Un épisode "a été catastrophique" pour les relations diplomatiques
"Si vous ne nous délivrez pas plus de laissez-passer consulaires pour expulser vos ressortissants délinquants, de notre côté, nous délivrerons moins de visas à l'ensemble de vos ressortissants", lançait-il aux pays concernés. Une stratégie déjà employée à l'automne 2021 par son prédécesseur Gérald Darmanin, qui avait décidé de réduire de moitié l'octroi de visas pour les Marocains, Algériens et Tunisiens. La décision avait empoisonné les relations diplomatiques entre France et Maghreb. Le Maroc avait dénoncé une mesure "injustifiée". Les ONG l'avaient jugée "humiliante". Les milieux francophones marocains avaient été particulièrement affectés.
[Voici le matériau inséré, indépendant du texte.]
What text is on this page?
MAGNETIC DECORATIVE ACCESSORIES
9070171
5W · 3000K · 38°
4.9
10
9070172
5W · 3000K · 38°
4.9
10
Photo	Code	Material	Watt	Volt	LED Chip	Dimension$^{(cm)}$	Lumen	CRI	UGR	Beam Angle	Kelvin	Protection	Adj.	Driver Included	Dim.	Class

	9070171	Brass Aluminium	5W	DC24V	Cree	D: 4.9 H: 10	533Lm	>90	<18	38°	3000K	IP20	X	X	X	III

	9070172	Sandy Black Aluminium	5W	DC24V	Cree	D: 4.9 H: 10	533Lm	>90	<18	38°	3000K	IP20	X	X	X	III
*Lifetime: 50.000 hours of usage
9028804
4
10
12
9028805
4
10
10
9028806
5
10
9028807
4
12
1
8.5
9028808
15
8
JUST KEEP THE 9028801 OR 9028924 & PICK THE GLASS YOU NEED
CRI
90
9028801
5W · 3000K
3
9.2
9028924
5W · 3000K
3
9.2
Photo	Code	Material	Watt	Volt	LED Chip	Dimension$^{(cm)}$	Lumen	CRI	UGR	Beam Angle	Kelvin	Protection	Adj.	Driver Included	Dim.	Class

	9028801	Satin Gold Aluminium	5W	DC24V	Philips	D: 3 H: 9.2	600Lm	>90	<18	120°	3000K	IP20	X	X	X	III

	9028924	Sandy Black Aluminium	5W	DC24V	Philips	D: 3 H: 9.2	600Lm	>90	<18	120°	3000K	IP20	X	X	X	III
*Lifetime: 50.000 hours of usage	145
Cet épisode "a été catastrophique" pour les relations diplomatiques, rappelle Pierre Vermeren, historien et professeur à l'université de la Sorbonne à Paris. "Il serait donc étonnant que la France recommence la même erreur". Paris avait finalement fait machine arrière en décembre 2022. La cheffe de la diplomatie de l'époque Catherine Colonna s'était rendue à Rabat pour annoncer en personne la fin de cette restriction et tenter de renouer avec le Royaume.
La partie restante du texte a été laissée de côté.